En juin 1913, Joseph Philippe, âgé de 50 ans, est présenté comme marchand d'anguilles à Guémené-Penfao. Présenté au Tribunal correctionnel, qui le condamne à six jours de prison avec sursis pour avoir "soustrait" un porc au préjudice d'un agriculteur de Pipriac...


Il y avait bien alors au moins un Joseph Philippe, à Guémené, et il habitait à l'Epinay, dans la maison voisine de celle des parents de celle qui serait ma mère.

En tout cas, si ce n'était pas le même Joseph Philippe, la coïncidence serait étrange, car le voisin de l'Epinay, né le 17 décembre 1862 au village de Beix, avait bien également l'âge du prévenu voleur de porc et vendeur d'anguilles.
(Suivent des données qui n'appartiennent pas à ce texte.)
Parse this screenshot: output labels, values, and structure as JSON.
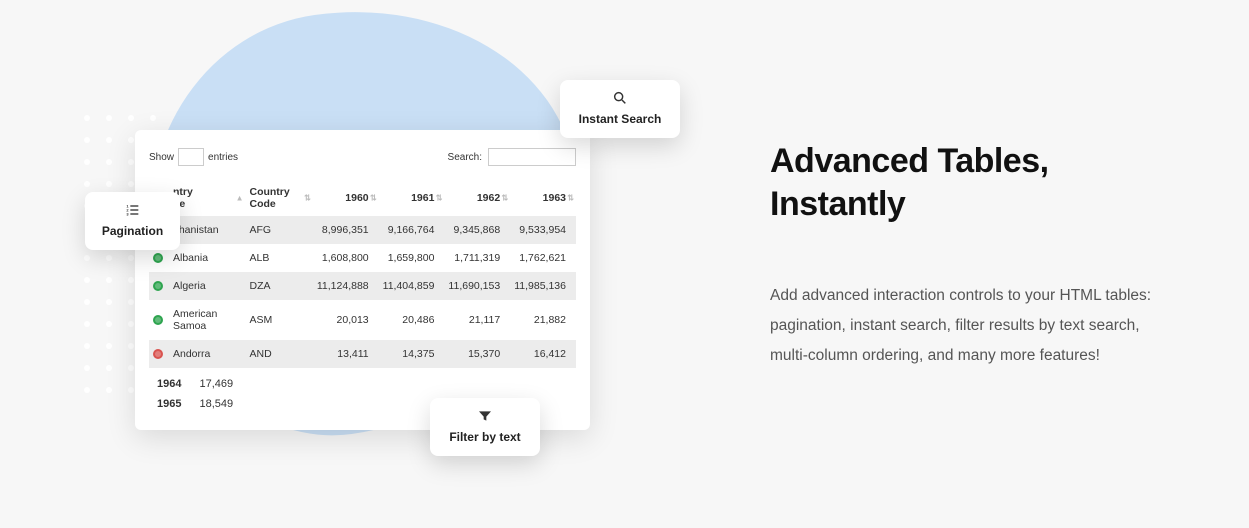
{
  "heading": "Advanced Tables, Instantly",
  "description": "Add advanced interaction controls to your HTML tables: pagination, instant search, filter results by text search, multi-column ordering, and many more features!",
  "chips": {
    "instant_search": "Instant Search",
    "pagination": "Pagination",
    "filter": "Filter by text"
  },
  "table": {
    "show_label_before": "Show",
    "show_label_after": "entries",
    "search_label": "Search:",
    "columns": {
      "country_name_a": "ntry",
      "country_name_b": "ne",
      "country_code": "Country Code",
      "y1960": "1960",
      "y1961": "1961",
      "y1962": "1962",
      "y1963": "1963"
    },
    "rows": [
      {
        "status": "green",
        "country": "ghanistan",
        "code": "AFG",
        "v": [
          "8,996,351",
          "9,166,764",
          "9,345,868",
          "9,533,954"
        ]
      },
      {
        "status": "green",
        "country": "Albania",
        "code": "ALB",
        "v": [
          "1,608,800",
          "1,659,800",
          "1,711,319",
          "1,762,621"
        ]
      },
      {
        "status": "green",
        "country": "Algeria",
        "code": "DZA",
        "v": [
          "11,124,888",
          "11,404,859",
          "11,690,153",
          "11,985,136"
        ]
      },
      {
        "status": "green",
        "country": "American Samoa",
        "code": "ASM",
        "v": [
          "20,013",
          "20,486",
          "21,117",
          "21,882"
        ]
      },
      {
        "status": "red",
        "country": "Andorra",
        "code": "AND",
        "v": [
          "13,411",
          "14,375",
          "15,370",
          "16,412"
        ]
      }
    ],
    "extra_rows": [
      {
        "year": "1964",
        "value": "17,469"
      },
      {
        "year": "1965",
        "value": "18,549"
      }
    ]
  }
}
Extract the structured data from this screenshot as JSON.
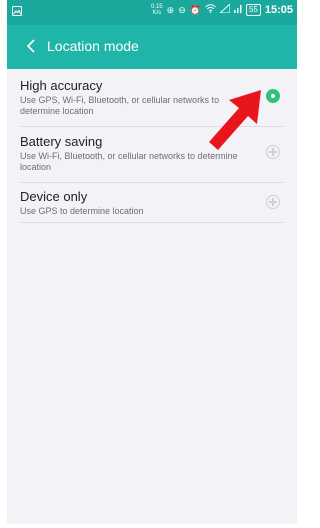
{
  "status_bar": {
    "speed": "0.15",
    "speed_unit": "K/s",
    "battery": "55",
    "time": "15:05",
    "icons": [
      "image-icon",
      "data-saver-icon",
      "do-not-disturb-icon",
      "alarm-icon",
      "wifi-icon",
      "signal-icon",
      "signal-icon",
      "battery-icon"
    ]
  },
  "header": {
    "title": "Location mode",
    "back_icon": "back-chevron-icon"
  },
  "options": [
    {
      "title": "High accuracy",
      "subtitle": "Use GPS, Wi-Fi, Bluetooth, or cellular networks to determine location",
      "selected": true
    },
    {
      "title": "Battery saving",
      "subtitle": "Use Wi-Fi, Bluetooth, or cellular networks to determine location",
      "selected": false
    },
    {
      "title": "Device only",
      "subtitle": "Use GPS to determine location",
      "selected": false
    }
  ],
  "colors": {
    "status_bar": "#1aa99c",
    "app_bar": "#1fb6a9",
    "selected_radio": "#2ec27e",
    "annotation_arrow": "#e8161c",
    "background": "#f3f2f7"
  }
}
Et quand j'ai évoqué avec ma mère un marchand d'anguilles à Guémené, son souvenir s'est spontanément porté sur l'épouse de Joseph Philippe, Julienne Fournel, née en 1870 : le faisceau de présomption s'épaissit, car si le mari péchait, la femme pouvait bien commercer.

Ces gens étaient de très lointains cousins et il y a fort à parier que la connaissance de ce cousinage n'existait pas alors. Ils avaient trois enfants : Joseph, né en 1892 ; Julien, né en 1903, et Virginie, née en 1907. J'aurai l'occasion de revenir sur leur cas.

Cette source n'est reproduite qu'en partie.